Good players are attracted to other good players. It’s a simple premise, but in reality, one of the GM’s biggest and toughest jobs is to make their team a desirable place in which other players want to play. When it comes to the city of Vancouver, I doubt there are many people – or many NHL players – who wouldn’t want to live here. But if the team isn’t winning or players don’t perceive the team to be a team worth playing for, Mike Gillis’ job all of a sudden becomes increasingly difficult. With that in mind, one of the things that Gillis has been able to do better than any Canucks GM before him is to make Vancouver an attractive destination for players.
It’s been a long time since we have seen a Canucks GM who would get the players we wanted. In previous years, we’ve usually talked about signing the big name free agents and then seeing them sign elsewhere. Somehow now, Gillis has managed to set his sights on a specific player – and even within the restrictions of the salary cap – convince him that Vancouver is the place to be.
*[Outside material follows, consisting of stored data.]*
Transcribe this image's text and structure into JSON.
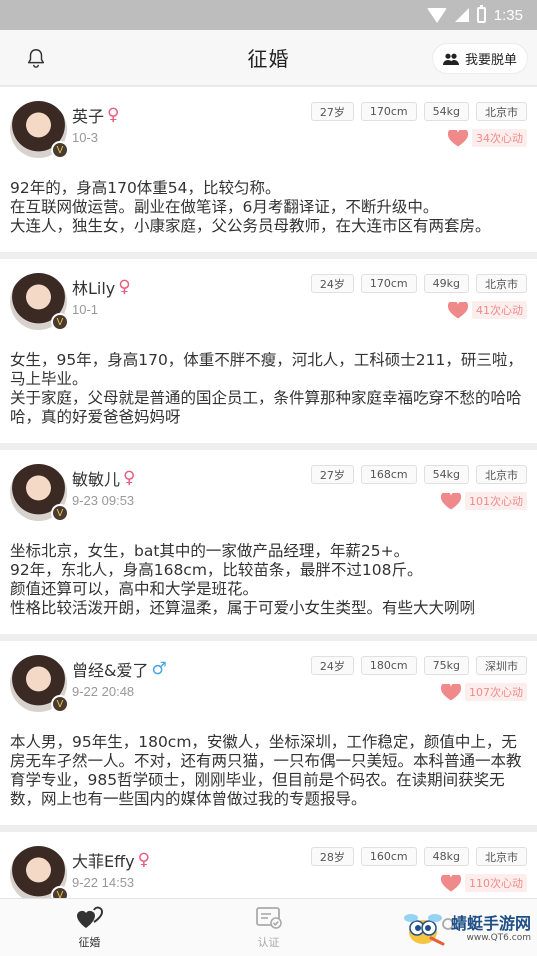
{
  "status_bar": {
    "time": "1:35"
  },
  "nav": {
    "title": "征婚",
    "escape_label": "我要脱单"
  },
  "colors": {
    "accent_pink": "#e85d7b",
    "heart": "#f08a8a",
    "male_blue": "#4aa3df"
  },
  "posts": [
    {
      "name": "英子",
      "gender": "♀",
      "date": "10-3",
      "tags": [
        "27岁",
        "170cm",
        "54kg",
        "北京市"
      ],
      "likes": "34次心动",
      "desc": "92年的，身高170体重54，比较匀称。\n在互联网做运营。副业在做笔译，6月考翻译证，不断升级中。\n大连人，独生女，小康家庭，父公务员母教师，在大连市区有两套房。"
    },
    {
      "name": "林Lily",
      "gender": "♀",
      "date": "10-1",
      "tags": [
        "24岁",
        "170cm",
        "49kg",
        "北京市"
      ],
      "likes": "41次心动",
      "desc": "女生，95年，身高170，体重不胖不瘦，河北人，工科硕士211，研三啦，马上毕业。\n关于家庭，父母就是普通的国企员工，条件算那种家庭幸福吃穿不愁的哈哈哈，真的好爱爸爸妈妈呀"
    },
    {
      "name": "敏敏儿",
      "gender": "♀",
      "date": "9-23 09:53",
      "tags": [
        "27岁",
        "168cm",
        "54kg",
        "北京市"
      ],
      "likes": "101次心动",
      "desc": "坐标北京，女生，bat其中的一家做产品经理，年薪25+。\n92年，东北人，身高168cm，比较苗条，最胖不过108斤。\n颜值还算可以，高中和大学是班花。\n性格比较活泼开朗，还算温柔，属于可爱小女生类型。有些大大咧咧"
    },
    {
      "name": "曾经&爱了",
      "gender": "♂",
      "date": "9-22 20:48",
      "tags": [
        "24岁",
        "180cm",
        "75kg",
        "深圳市"
      ],
      "likes": "107次心动",
      "desc": "本人男，95年生，180cm，安徽人，坐标深圳，工作稳定，颜值中上，无房无车孑然一人。不对，还有两只猫，一只布偶一只美短。本科普通一本教育学专业，985哲学硕士，刚刚毕业，但目前是个码农。在读期间获奖无数，网上也有一些国内的媒体曾做过我的专题报导。"
    },
    {
      "name": "大菲Effy",
      "gender": "♀",
      "date": "9-22 14:53",
      "tags": [
        "28岁",
        "160cm",
        "48kg",
        "北京市"
      ],
      "likes": "110次心动",
      "desc": ""
    }
  ],
  "tabbar": {
    "tab1": "征婚",
    "tab2": "认证"
  },
  "watermark": {
    "name": "蜻蜓手游网",
    "url": "www.QT6.com"
  }
}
On paper, Vancouver is arguably the best team in the league. This has been largely due to the fact that Gillis has been able to convince the team to buy into a system, execute on his vision of what the team should be, and put his players in place. In no particular order, Gillis has been able to re-sign Luongo, the Sedins, Kesler, Burrows and Raymond at market value or lower than market value. He’s been able to sign Dan Hamhuis, Manny Malhotra and Raffi Torres despite competing against higher offers from other teams. Gillis sold them his system and his vision; these players believed him. He hasn’t been perfect and some of his decisions may have been controversial (i.e. Luongo’s captaincy) or WTF-worthy (i.e. sleep doctors), but he’s stuck with his vision, and as such his players have stuck with him. As he sets his mark on this chapter in Canucks history – do we call this “the Gillis era”? – he’s created a Canucks team that players want to play for and has made Canucks fans genuinely optimistic that they can win the Stanley Cup.
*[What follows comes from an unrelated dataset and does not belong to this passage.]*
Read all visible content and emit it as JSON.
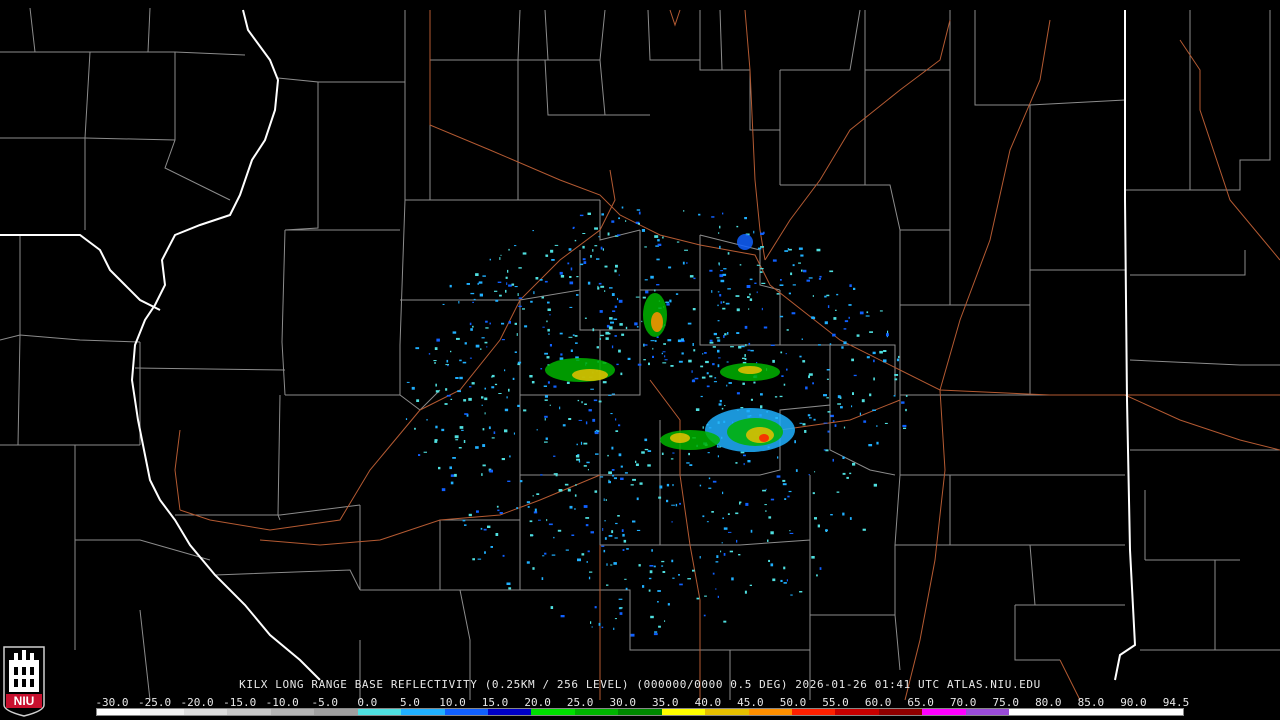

At first I doubted Gillis’ ability to be an effective GM because his previous role was as a player agent and had no experience running an NHL team, but with each move and signing, he’s continually proven me wrong. Simply, he’s been specific on what he wants in a team, has identified who wants to fill those roles, and gone out and acquired that player. He wanted defensive depth so he traded for Ballard and convinced Hamhuis that it was better to leave a reported $1 million per year on the table and sign with his hometown team. He wanted to upgrade his third line center spot so he targeted Malthotra and signed him away from a team that won one playoff round more than the Canucks did last spring. He wanted more grit so he targeted Torres and signed him for a mere $1 million this season even though he scored 19 goals, all before the trade deadline. What does that tell you? These guys obviously want to win and Gillis convinced them their best chance to win was with the Canucks.
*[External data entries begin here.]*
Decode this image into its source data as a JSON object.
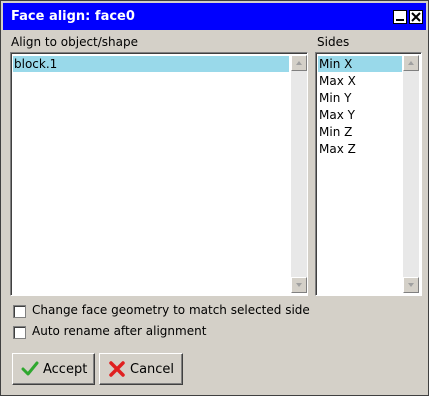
{
  "window": {
    "title": "Face align: face0"
  },
  "objects": {
    "label": "Align to object/shape",
    "items": [
      "block.1"
    ],
    "selected": "block.1"
  },
  "sides": {
    "label": "Sides",
    "items": [
      "Min X",
      "Max X",
      "Min Y",
      "Max Y",
      "Min Z",
      "Max Z"
    ],
    "selected": "Min X"
  },
  "options": {
    "change_geometry": {
      "label": "Change face geometry to match selected side",
      "checked": false
    },
    "auto_rename": {
      "label": "Auto rename after alignment",
      "checked": false
    }
  },
  "buttons": {
    "accept": "Accept",
    "cancel": "Cancel"
  },
  "icons": {
    "accept": "check-mark-icon",
    "cancel": "red-x-icon",
    "minimize": "minimize-icon",
    "close": "close-icon"
  },
  "colors": {
    "titlebar": "#0000ff",
    "selection": "#99d9ea",
    "accept_icon": "#2fa82f",
    "cancel_icon": "#e02020"
  }
}
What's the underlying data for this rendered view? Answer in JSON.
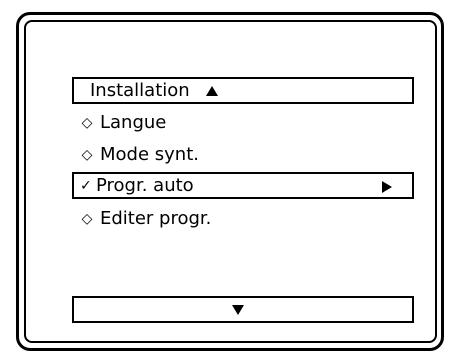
{
  "menu": {
    "title": "Installation",
    "items": [
      {
        "label": "Langue",
        "marker": "◇",
        "selected": false
      },
      {
        "label": "Mode synt.",
        "marker": "◇",
        "selected": false
      },
      {
        "label": "Progr. auto",
        "marker": "✓",
        "selected": true
      },
      {
        "label": "Editer progr.",
        "marker": "◇",
        "selected": false
      }
    ]
  },
  "icons": {
    "scroll_up": "up-arrow-icon",
    "scroll_down": "down-arrow-icon",
    "submenu": "right-arrow-icon"
  },
  "colors": {
    "foreground": "#000000",
    "background": "#ffffff"
  }
}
For one reason or another, it seemed like players have always wanted to play for teams like the Red Wings, Habs, Devils or even the Rangers. Well, add Vancouver to that list now. In his two-plus years as Canucks’ GM, Gillis has made the Canucks as desirable as those teams, and in the process, has made his team – our team – a legitimate contender. And if good players keep wanting to come, the Canucks can be a contender, not just for this year but in future years as well.